Data Management

#eWEEKchat Feb. 9: Down the Batch: Trends in Data Orchestration


On Tuesday, Feb. 9, at 11 a.m. PST/2 p.m. EST/7 p.m. GMT, @eWEEKNews will host its 95th monthly #eWEEKchat. The topic will be “Down the Batch: Trends in Data Orchestration.” It will be moderated by Chris Preimesberger, eWEEK’s Editor in Chief.

Some quick facts:

Topic: “Down the Batch: Trends in Data Orchestration”

Date/time: Tuesday, Feb. 9, 11 a.m. PST / 2 p.m. EST / 7 p.m. GMT

Tweetchat handle: You can use #eWEEKChat to follow/participate via Twitter itself, but it’s easier and more efficient to use the real-time chat room link at CrowdChat. Instructions are on that page; log in at the top right, use your Twitter handle to register, and the chat begins promptly at 11am PT. The page will come alive at that time with the real-time discussion. You can join in or simply watch the discussion as it is created. Special thanks to John Furrier of SiliconAngle.com for developing the CrowdChat app.

Our in-chat experts will include: Eric Kavanaugh, CEO of The Bloor Group and host of DM (Data Management) Radio; others to come.

Chat room real-time link: Use https://www.crowdchat.net/eweekchat. Sign in and use #eweekchat for the identifier.

How to manage all that data efficiently

By Eric Kavanagh (excerpted from a previous eWEEK article)

Data and its mechanism of transport has long been the tried-and-relatively-true practice of extract, transform, load, a.k.a. ETL. That’s now finally changing.

Granted, there have been other ways of moving data: Change data capture (CDC), one of the leanest methods, has been around for decades and remains a very viable option; the old File Transfer Protocol (FTP) can’t be overlooked; nor can the seriously old-fashioned forklifting of DVDs.

Data virtualization 1.0 brought a novel approach as well. This approach leveraged a fairly sophisticated system of strategic caching. High-value queries would be preprocessed, and certain VIP users would benefit from a combination of pre-aggregation and stored result sets.
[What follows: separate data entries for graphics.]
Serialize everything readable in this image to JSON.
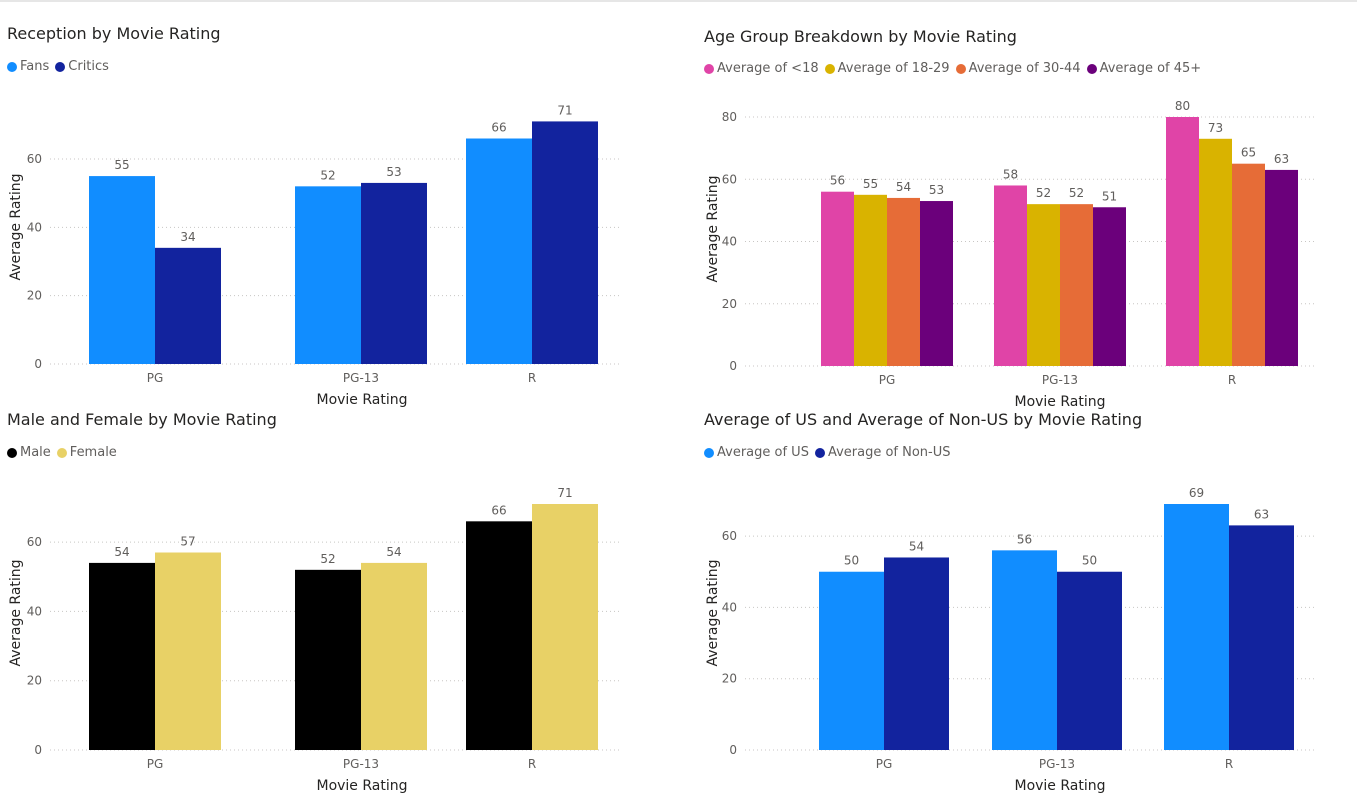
{
  "chart_data": [
    {
      "id": "reception",
      "type": "bar",
      "title": "Reception by Movie Rating",
      "xlabel": "Movie Rating",
      "ylabel": "Average Rating",
      "categories": [
        "PG",
        "PG-13",
        "R"
      ],
      "ylim": [
        0,
        72
      ],
      "yticks": [
        0,
        20,
        40,
        60
      ],
      "series": [
        {
          "name": "Fans",
          "color": "#118dff",
          "values": [
            55,
            52,
            66
          ]
        },
        {
          "name": "Critics",
          "color": "#12239e",
          "values": [
            34,
            53,
            71
          ]
        }
      ]
    },
    {
      "id": "age",
      "type": "bar",
      "title": "Age Group Breakdown by Movie Rating",
      "xlabel": "Movie Rating",
      "ylabel": "Average Rating",
      "categories": [
        "PG",
        "PG-13",
        "R"
      ],
      "ylim": [
        0,
        80
      ],
      "yticks": [
        0,
        20,
        40,
        60,
        80
      ],
      "series": [
        {
          "name": "Average of <18",
          "color": "#e044a7",
          "values": [
            56,
            58,
            80
          ]
        },
        {
          "name": "Average of 18-29",
          "color": "#d9b300",
          "values": [
            55,
            52,
            73
          ]
        },
        {
          "name": "Average of 30-44",
          "color": "#e66c37",
          "values": [
            54,
            52,
            65
          ]
        },
        {
          "name": "Average of 45+",
          "color": "#6b007b",
          "values": [
            53,
            51,
            63
          ]
        }
      ]
    },
    {
      "id": "gender",
      "type": "bar",
      "title": "Male and Female by Movie Rating",
      "xlabel": "Movie Rating",
      "ylabel": "Average Rating",
      "categories": [
        "PG",
        "PG-13",
        "R"
      ],
      "ylim": [
        0,
        71
      ],
      "yticks": [
        0,
        20,
        40,
        60
      ],
      "series": [
        {
          "name": "Male",
          "color": "#000000",
          "values": [
            54,
            52,
            66
          ]
        },
        {
          "name": "Female",
          "color": "#e8d166",
          "values": [
            57,
            54,
            71
          ]
        }
      ]
    },
    {
      "id": "region",
      "type": "bar",
      "title": "Average of US and Average of Non-US by Movie Rating",
      "xlabel": "Movie Rating",
      "ylabel": "Average Rating",
      "categories": [
        "PG",
        "PG-13",
        "R"
      ],
      "ylim": [
        0,
        69
      ],
      "yticks": [
        0,
        20,
        40,
        60
      ],
      "series": [
        {
          "name": "Average of US",
          "color": "#118dff",
          "values": [
            50,
            56,
            69
          ]
        },
        {
          "name": "Average of Non-US",
          "color": "#12239e",
          "values": [
            54,
            50,
            63
          ]
        }
      ]
    }
  ]
}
During the rise of the open-source Hadoop movement about a decade ago, some other curious innovations took place, notably the Apache Sqoop project. Sqoop is a command-line interface application for transferring data between relational databases and Hadoop. Sqoop proved very effective at pulling data from relational sources and dropping it into HDFS. That paradigm has somewhat faded, however.

But a whole new class of technologies–scalable, dynamic, increasingly driven by artificial intelligence–now threatens the status quo. So significant is this change that we can reasonably anoint a new term in the lexicon of information management: data orchestration.

There are several reasons why this term makes sense. First and foremost, as an orchestra comprises many different instruments–all woven together harmoniously. Today’s data world suddenly boasts many new sources, each with its own frequency, rhythm and nature.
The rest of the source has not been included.